President and Chief Executive Officer Michael Schall opened the conference. Speaking on behalf of his leadership he proclaimed that the organization was pleased with the second quarter results. Most of the good news, he said, came from an outperformance in Seattle and Northern California. Southern California had mixed results that were impacted by supply and the region’s slowing job growth, even as the overall West Coast economy continues to outpace the slower-growth national economy.
Some early challenges for the organization, according to Schall, were disruptions caused by rental concessions introduced in the market in 2016 and earlier in 2017, which abated during this year helping Essex return to firmer pricing.
Labor markets in California pushed incomes higher. Essex sees personal incomes in 2017 growing by 4.9 percent across all its markets. San Francisco leads the pack at 5.9 percent compared to a national average of 3.2 percent.
At the same time, median home prices are growing faster than rental rates with Seattle leading the group at 14.8 percent year-over-year and California overall up 7.2 percent. This was an important aspect of the industry that Schall and team wanted to communicate. “First, higher home prices make the transition from a renter to a homeowner more difficult; and second, a significant part of the Essex portfolio is convertible into condos,” said Schall.
With that, however, Essex has reduced its job growth forecast across several metros. Schall added, “Across the Essex portfolio, job growth peaked in 2015 and has slowed since. Tech markets continue to report strong yet decelerating job growth that has consistently outperformed the U.S. average. Southern California, however, is a more diversified economy and therefore performing more in line with the broader U.S. average.”
The job growth slowdown is due to a number of factors, according to Essex. There is a shortage of skilled workers, and the unemployment rate is low. These issues are more pronounced on the West Coast where unemployment rates in markets with Essex properties are at or below the U.S. average of 4.5 percent, with San Francisco at 2.6 percent. Along with that, demographic factors are contributing to the slower job growth. Baby Boomers are turning 65 at a rate of 8,000 per day, according to one study, and the number of Millennials entering the workforce is declining. Finally, there is a limited supply of skilled construction workers, which is influencing the industry. There are many more construction workers at the end of their careers than those entering the trade.

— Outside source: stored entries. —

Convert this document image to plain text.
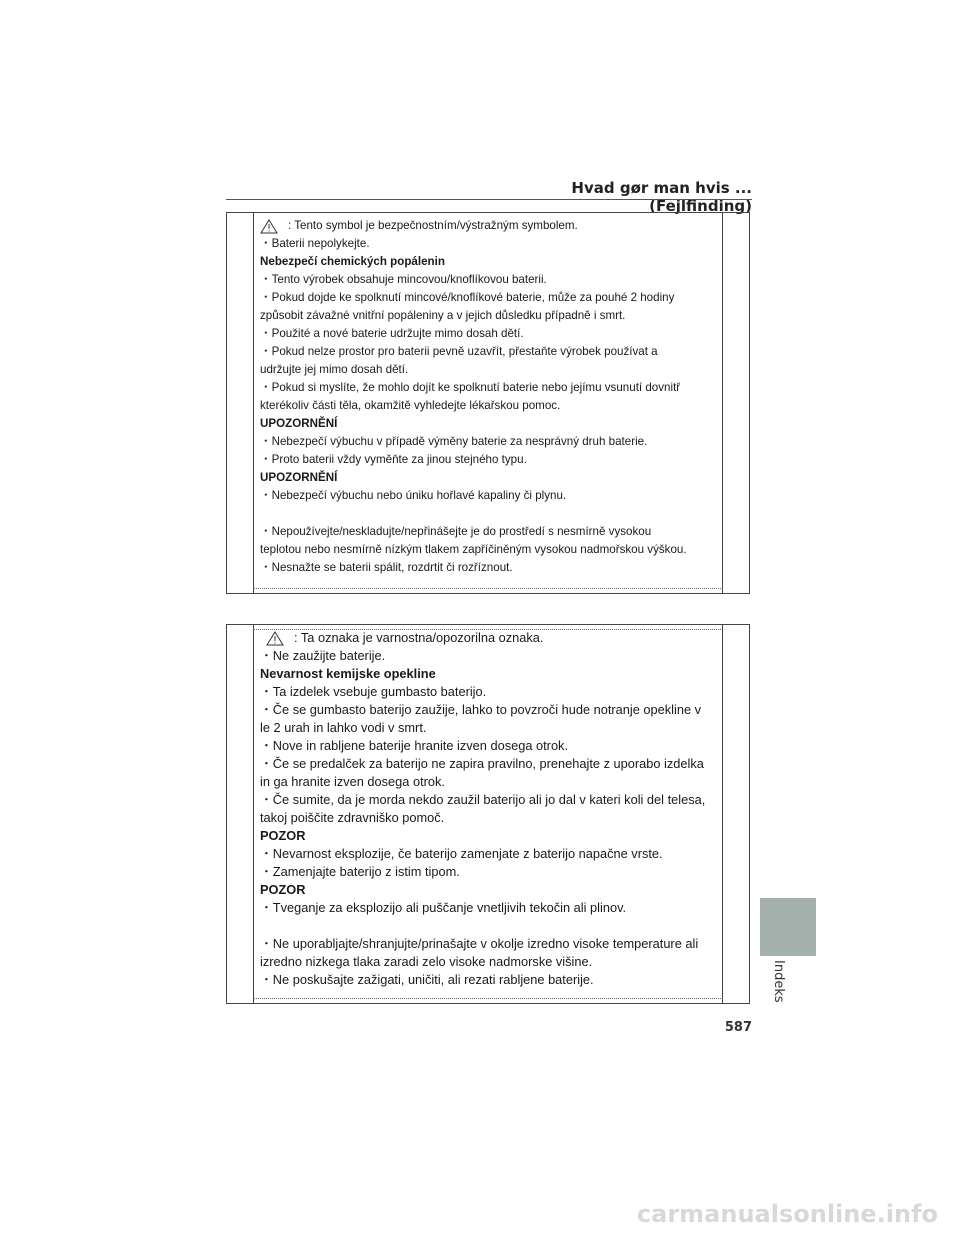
Hvad gør man hvis ... (Fejlfinding)
: Tento symbol je bezpečnostním/výstražným symbolem.
・Baterii nepolykejte.
Nebezpečí chemických popálenin
・Tento výrobek obsahuje mincovou/knoflíkovou baterii.
・Pokud dojde ke spolknutí mincové/knoflíkové baterie, může za pouhé 2 hodiny
způsobit závažné vnitřní popáleniny a v jejich důsledku případně i smrt.
・Použité a nové baterie udržujte mimo dosah dětí.
・Pokud nelze prostor pro baterii pevně uzavřít, přestaňte výrobek používat a
udržujte jej mimo dosah dětí.
・Pokud si myslíte, že mohlo dojít ke spolknutí baterie nebo jejímu vsunutí dovnitř
kterékoliv části těla, okamžitě vyhledejte lékařskou pomoc.
UPOZORNĚNÍ
・Nebezpečí výbuchu v případě výměny baterie za nesprávný druh baterie.
・Proto baterii vždy vyměňte za jinou stejného typu.
UPOZORNĚNÍ
・Nebezpečí výbuchu nebo úniku hořlavé kapaliny či plynu.
・Nepoužívejte/neskladujte/nepřinášejte je do prostředí s nesmírně vysokou
teplotou nebo nesmírně nízkým tlakem zapříčiněným vysokou nadmořskou výškou.
・Nesnažte se baterii spálit, rozdrtit či rozříznout.
: Ta oznaka je varnostna/opozorilna oznaka.
・Ne zaužijte baterije.
Nevarnost kemijske opekline
・Ta izdelek vsebuje gumbasto baterijo.
・Če se gumbasto baterijo zaužije, lahko to povzroči hude notranje opekline v
le 2 urah in lahko vodi v smrt.
・Nove in rabljene baterije hranite izven dosega otrok.
・Če se predalček za baterijo ne zapira pravilno, prenehajte z uporabo izdelka
in ga hranite izven dosega otrok.
・Če sumite, da je morda nekdo zaužil baterijo ali jo dal v kateri koli del telesa,
takoj poiščite zdravniško pomoč.
POZOR
・Nevarnost eksplozije, če baterijo zamenjate z baterijo napačne vrste.
・Zamenjajte baterijo z istim tipom.
POZOR
・Tveganje za eksplozijo ali puščanje vnetljivih tekočin ali plinov.
・Ne uporabljajte/shranjujte/prinašajte v okolje izredno visoke temperature ali
izredno nizkega tlaka zaradi zelo visoke nadmorske višine.
・Ne poskušajte zažigati, uničiti, ali rezati rabljene baterije.	Indeks
587
carmanualsonline.info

“These forces should remain in place as we head into 2018,” concluded Schall. “Summing this up, as long as the economy continues to expand, we see apartment rents growing at near their long-term averages for the foreseeable future.”

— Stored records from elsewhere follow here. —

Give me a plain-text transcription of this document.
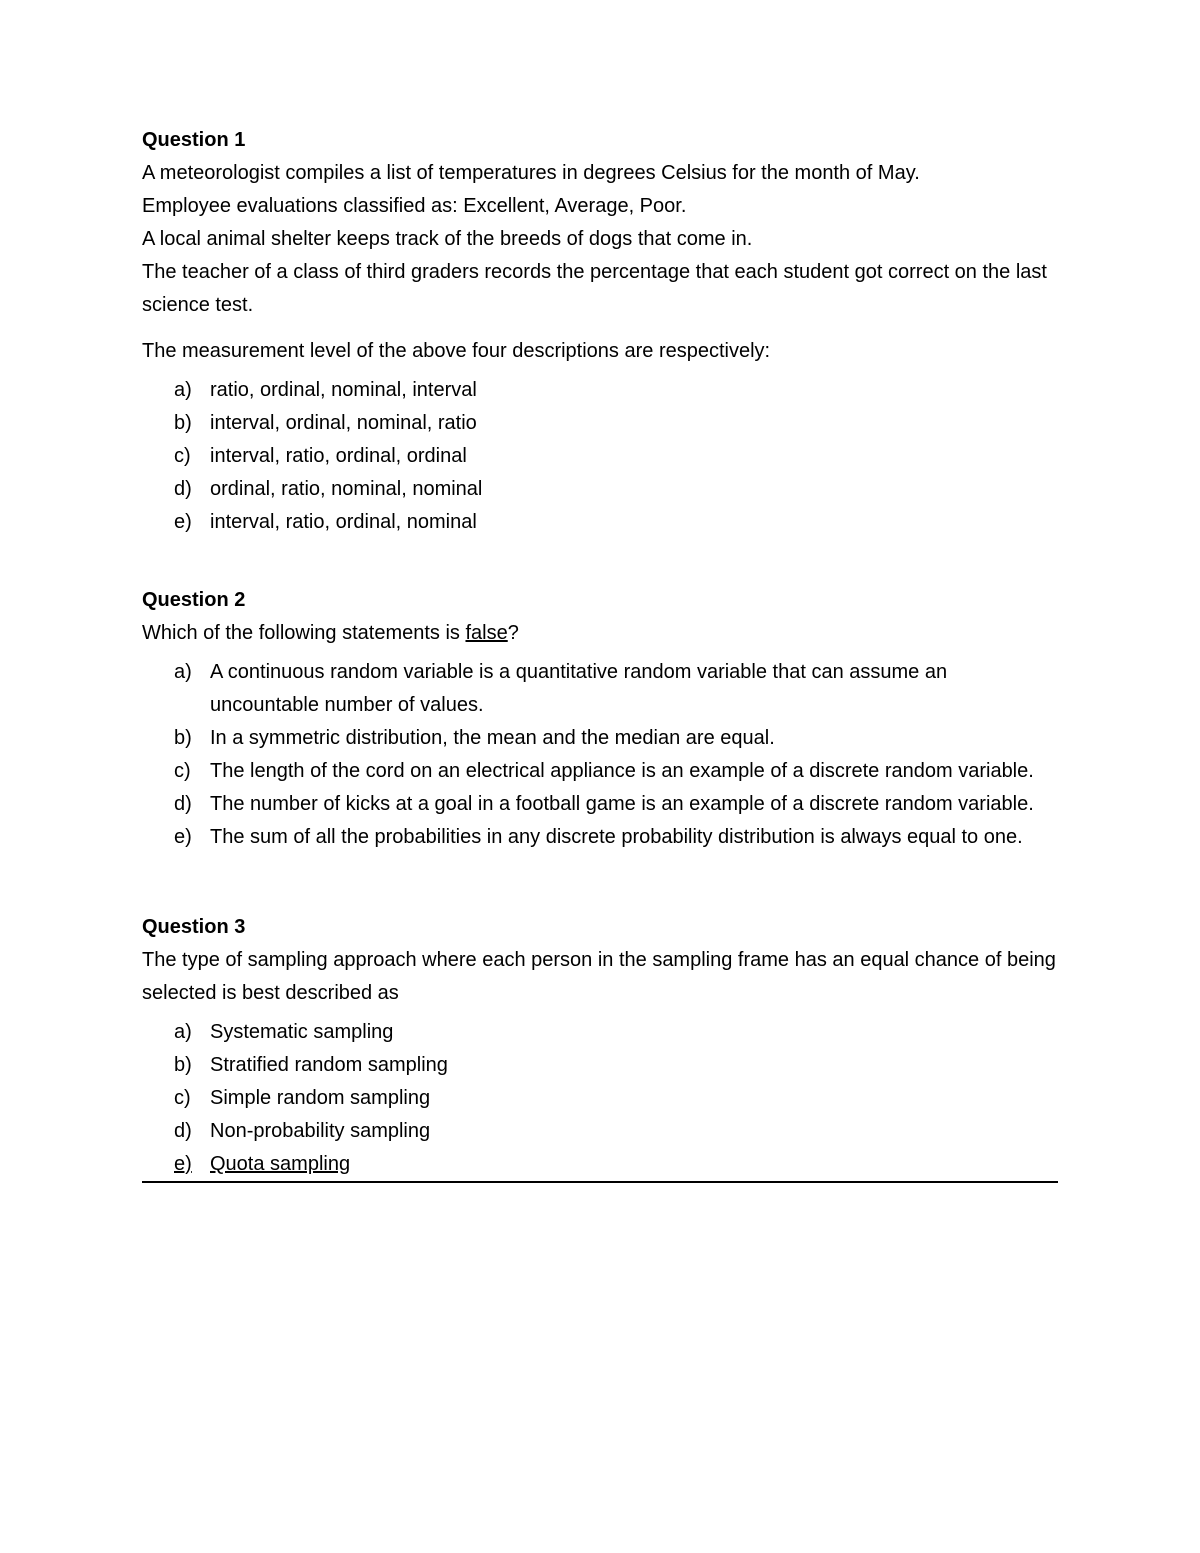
Question 1

A meteorologist compiles a list of temperatures in degrees Celsius for the month of May.

Employee evaluations classified as: Excellent, Average, Poor.

A local animal shelter keeps track of the breeds of dogs that come in.

The teacher of a class of third graders records the percentage that each student got correct on the last science test.

The measurement level of the above four descriptions are respectively:

a) ratio, ordinal, nominal, interval
b) interval, ordinal, nominal, ratio
c) interval, ratio, ordinal, ordinal
d) ordinal, ratio, nominal, nominal
e) interval, ratio, ordinal, nominal

Question 2

Which of the following statements is false?

a) A continuous random variable is a quantitative random variable that can assume an uncountable number of values.
b) In a symmetric distribution, the mean and the median are equal.
c) The length of the cord on an electrical appliance is an example of a discrete random variable.
d) The number of kicks at a goal in a football game is an example of a discrete random variable.
e) The sum of all the probabilities in any discrete probability distribution is always equal to one.

Question 3

The type of sampling approach where each person in the sampling frame has an equal chance of being selected is best described as

a) Systematic sampling
b) Stratified random sampling
c) Simple random sampling
d) Non-probability sampling
e) Quota sampling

So, that’s the good-news-for-us part even though some guidance indicators point to a softening of demand on the horizon. And one of the best ways to evaluate that is to see where is Essex putting its money.
One aspect of the booming economy is that prices for properties are also increasing, and in this case beyond Essex’s expectations, says Schall. “We are often outbid,” he said. To date the company had closed on $270 million in transactions, and according to John Eudy, co-chief investment officer, the company is in contract for three deals, which it plans to close by the end of the year. That will bring the investment for the year to approximately $500 million, in line with with its target of $400 million to $600 million.
But, “beyond that the pipeline is very, very skinny,” said Eudy. “We are looking at a couple of other opportunities … but clearly a year from now if you look at our pipeline in process, it will be significantly less than it is now.”
The main reasons for this, according to the statements are the anticipated slower job growth across the West Coast. The company is already seeing it in Souther California and expects it to be the same in Seattle and Northern California. Event though market rents in the Bay Area and Seattle have increased, occupancy in both markets has actually decreased, Essex stated. Some of this is attributed to seasonal turnover, but as Schall said to one of the analysts, “do a couple of months make the year or the quarter really fundamentally change? I’m not sure we can answer that question.” There is a shortage of skilled labor, it appears, and the company feels this will have the largest impact on job growth and demand.
It’s a supply issue not a demand issue, and how that plays out remains to be seen.